Stay, and the night would be enough. -Bono, “Stay (Faraway So Close!)”

Probably not as good as Achtung Baby, but certainly better than Pop.

Probably not as good as Achtung Baby, but certainly better than Pop.

“Stay (Faraway So Close!)”  was the third single off of U2’s Zooropa, a 1993 release. Since timing is everything, I thought it was a great album (mostly because of MTV), but it had the misfortune of following 1991’s Achtung Baby, the record which gave us the bangers “Mysterious Ways” and “One”. A bit of trivia I picked up from VH1’s Pop-up Video: the video for the song is inspired by and actually uses footage from the German film Wings of Desire, a 1987 movie about which Wikipedia says:

The film is about invisible, immortal angels who populate Berlin and listen to the thoughts of the human inhabitants and comfort those who are in distress. Even though the city is densely populated, many of the people are isolated or estranged from their loved ones. One of the angels, played by Bruno Ganz, falls in love with a beautiful, lonely trapeze artist. The angel chooses to become human so that he can experience the human sensory pleasures, ranging from enjoying food to touching a loved one, and so that he can experience human love with the trapeze artist.

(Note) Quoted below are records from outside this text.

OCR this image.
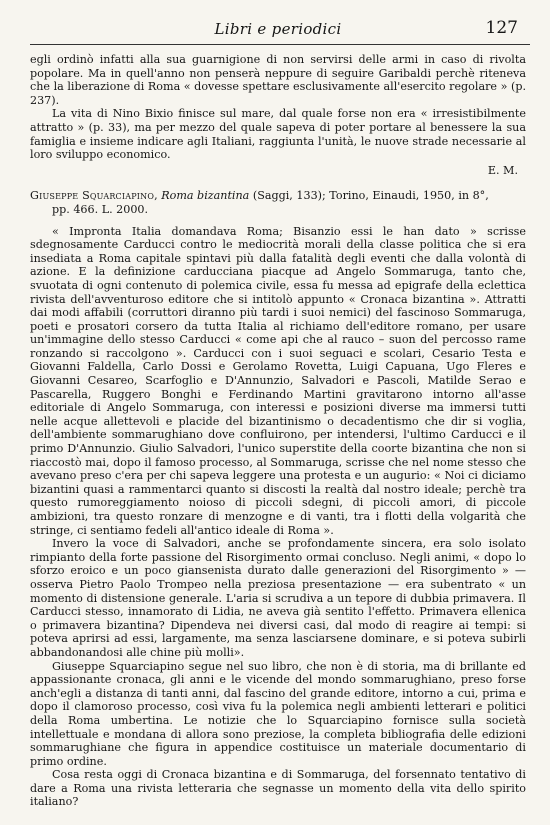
Libri e periodici	127

egli ordinò infatti alla sua guarnigione di non servirsi delle armi in caso di rivolta popolare. Ma in quell'anno non penserà neppure di seguire Garibaldi perchè riteneva che la liberazione di Roma « dovesse spettare esclusivamente all'esercito regolare » (p. 237).

La vita di Nino Bixio finisce sul mare, dal quale forse non era « irresistibilmente attratto » (p. 33), ma per mezzo del quale sapeva di poter portare al benessere la sua famiglia e insieme indicare agli Italiani, raggiunta l'unità, le nuove strade necessarie al loro sviluppo economico.

E. M.
Giuseppe Squarciapino, Roma bizantina (Saggi, 133); Torino, Einaudi, 1950, in 8°,
pp. 466. L. 2000.

« Impronta Italia domandava Roma; Bisanzio essi le han dato » scrisse sdegnosamente Carducci contro le mediocrità morali della classe politica che si era insediata a Roma capitale spintavi più dalla fatalità degli eventi che dalla volontà di azione. E la definizione carducciana piacque ad Angelo Sommaruga, tanto che, svuotata di ogni contenuto di polemica civile, essa fu messa ad epigrafe della eclettica rivista dell'avventuroso editore che si intitolò appunto « Cronaca bizantina ». Attratti dai modi affabili (corruttori diranno più tardi i suoi nemici) del fascinoso Sommaruga, poeti e prosatori corsero da tutta Italia al richiamo dell'editore romano, per usare un'immagine dello stesso Carducci « come api che al rauco – suon del percosso rame ronzando si raccolgono ». Carducci con i suoi seguaci e scolari, Cesario Testa e Giovanni Faldella, Carlo Dossi e Gerolamo Rovetta, Luigi Capuana, Ugo Fleres e Giovanni Cesareo, Scarfoglio e D'Annunzio, Salvadori e Pascoli, Matilde Serao e Pascarella, Ruggero Bonghi e Ferdinando Martini gravitarono intorno all'asse editoriale di Angelo Sommaruga, con interessi e posizioni diverse ma immersi tutti nelle acque allettevoli e placide del bizantinismo o decadentismo che dir si voglia, dell'ambiente sommarughiano dove confluirono, per intendersi, l'ultimo Carducci e il primo D'Annunzio. Giulio Salvadori, l'unico superstite della coorte bizantina che non si riaccostò mai, dopo il famoso processo, al Sommaruga, scrisse che nel nome stesso che avevano preso c'era per chi sapeva leggere una protesta e un augurio: « Noi ci diciamo bizantini quasi a rammentarci quanto si discosti la realtà dal nostro ideale; perchè tra questo rumoreggiamento noioso di piccoli sdegni, di piccoli amori, di piccole ambizioni, tra questo ronzare di menzogne e di vanti, tra i flotti della volgarità che stringe, ci sentiamo fedeli all'antico ideale di Roma ».

Invero la voce di Salvadori, anche se profondamente sincera, era solo isolato rimpianto della forte passione del Risorgimento ormai concluso. Negli animi, « dopo lo sforzo eroico e un poco giansenista durato dalle generazioni del Risorgimento » — osserva Pietro Paolo Trompeo nella preziosa presentazione — era subentrato « un momento di distensione generale. L'aria si scrudiva a un tepore di dubbia primavera. Il Carducci stesso, innamorato di Lidia, ne aveva già sentito l'effetto. Primavera ellenica o primavera bizantina? Dipendeva nei diversi casi, dal modo di reagire ai tempi: si poteva aprirsi ad essi, largamente, ma senza lasciarsene dominare, e si poteva subirli abbandonandosi alle chine più molli».

Giuseppe Squarciapino segue nel suo libro, che non è di storia, ma di brillante ed appassionante cronaca, gli anni e le vicende del mondo sommarughiano, preso forse anch'egli a distanza di tanti anni, dal fascino del grande editore, intorno a cui, prima e dopo il clamoroso processo, così viva fu la polemica negli ambienti letterari e politici della Roma umbertina. Le notizie che lo Squarciapino fornisce sulla società intellettuale e mondana di allora sono preziose, la completa bibliografia delle edizioni sommarughiane che figura in appendice costituisce un materiale documentario di primo ordine.

Cosa resta oggi di Cronaca bizantina e di Sommaruga, del forsennato tentativo di dare a Roma una rivista letteraria che segnasse un momento della vita dello spirito italiano?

If that sounds familiar, it should. 1998’s City of Angels is basically an American remake. U2 lent “If God Will Send His Angels” to that movie’s soundtrack, but the only thing anyone remembers about that movie – other than Nic Cage’s sterling performance – is this. Nic Cage’s plight in that film is pretty standard. He falls in love with some who doesn’t know he exists. Also, she can’t see him. She can’t hear him. Also, he’s an angel. Also, he give himself the name “Seth Plate”. The odds are against him. Eventually, however, he learns that he can “fall”. He can choose to give up his angel membership card and become human and theoretically join Meg Ryan in pleasure town, which he does! For one night. Meg Ryan dies after their first night of passion and herein lies the movie’s tragedy and message. It’s really messed up, but Cage stands by his choice. Of course it was worth it. I don’t know if I agree with him. You see, I too am in love with someone who doesn’t know I exist.













The New York Mets have been my favorite team since the end of the 1998 baseball season. I was at a college party (Inter-Cultural House!) when they were eliminated from the playoffs in the season’s final week. I missed so much class during their play-off run in 1999 and their World Series appearance in 2000. I love them. I love them in a way that defies all logic. I watch two games at Shea Stadium in 2006 which was also the last season they made the playoffs. I have endured some tough times as a Mets fan.

They don’t hear me when I scream at them. They don’t care when I shout any of their names in anger. They don’t hear me cheer every single hit and make the “Grrdddtt!” noise when a Mets batter hits a grounder to shortstop. But I do it every single game. If I were took look back through the hundreds of folders on my computer filled with pictures, I am sure I would find dozens of pictures of myself (and wife and daughter) wearing or doing something Mets related. My love affair with the Mets is the longest romantic relationship I’ve ever had. I have been at Damien for 14 years and I have aged and changed, but if you ask any student I’ve ever taught, I am positive they could tell you about my obsession with the Mets. Whenever I try to think about what it would take for me to support another team as ardently, I fail. I can’t possibly conceive a scenario under which that might happen.

Bono sings “Stay, and the night would be enough.” These words are the lyrical version of Cage’s assertion that a single night with Meg Ryan was worth it. The superstitious ex-ball player in me has spent all summer on radio silence about the Mets. Yet here we are, in the middle of a pennant race in mid-August. There is, as they say, “a lot of baseball left”. But still. Nic Cage is right. When it comes to love, all you really want is a chance to see if could ever work out. It probably won’t. But if it does?